What do you suggest when one partner in a primary relationship is envious that the other partner gets more dates or interest from others?
That is tough! One problem that can really suck the life out of a polyamorous relationship is competitiveness - feeling like you’re competing with your partner, or their other partners - but it’s a difficult mental rut to climb out of.
One thing I would suggest to the partner who gets envious is being realistic about forces beyond your control that may be affecting this. For example, different professions provide different opportunities to meet potential partners. If one partner is a barista and the other is a kindergarten teacher, the math is easy - one partner spends most of their day interacting with children and the other spends most of their day meeting young professionals. Students in universities or colleges find that potential new partners (similar age, similar interests, no rules against dating each other) abound, while people who work in an office setting are in a climate far less conducive to that sort of social interaction. If you realize that you just aren’t putting yourself in the path of many new people who might be interested in you, take steps to change that! Join local groups of people who share your interests, start an online dating profile, go out to bars - whatever your scene is, be there!
If you feel like the problem isn’t entirely the circumstances, take a deep breath and remind yourself that everyone goes through “dry spells” like this. Sometimes we go a while without dating someone (or someone new) - it’s just a thing that happens. Almost no one I know ever has a steady stream of interest coming their way. I know it’s a cliche, but it tends to be true that people will approach you more when you seem less interested or less invested in meeting someone, so often worrying about this sort of thing can be a self-fulfilling prophesy. Relax and don’t compare yourself to other people - even your partner - and be happy with what you’ve got, accept what comes your way (or politely decline it), and let go of what doesn’t. Easier said than done, I know, but it’s a mindset to work towards.

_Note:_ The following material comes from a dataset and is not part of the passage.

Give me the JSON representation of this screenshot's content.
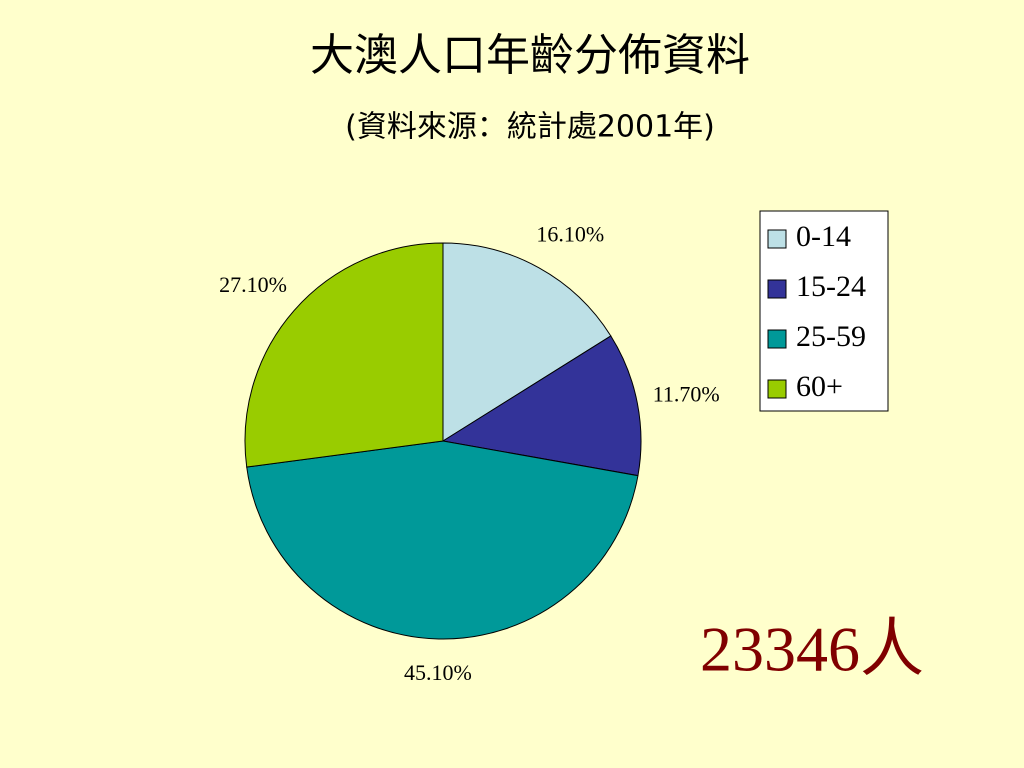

Another thing I would suggest is that you be honest with yourself about why, exactly, this bothers you. Like jealousy, this sort of feeling isn’t a pure emotion by itself - there’s a deeper stem. Are you feeling insecure, and this is just being exacerbated by the fact that you have someone very close to you with whom you can compare your dating successes? Are you feeling jealous or neglected because of the time your partner spends dating other people? Are you feeling threatened because you feel like you may be more emotionally dependent on your partner than they are on you? Are you feeling frightened that other people’s lack of interest in you may mean that your partner also finds you less attractive? These are all very different reasons to feel envious about the disparity in dating opportunities between you and your partner, and it would help you work things out to be able to better identify exactly what you’re feeling.
Then, once you’ve mapped out your feelings more clearly, talk to your partner about them! Don’t be accusatory, just let them know that you’re feeling a little down about this, and work together on ways that they can help you feel better about things.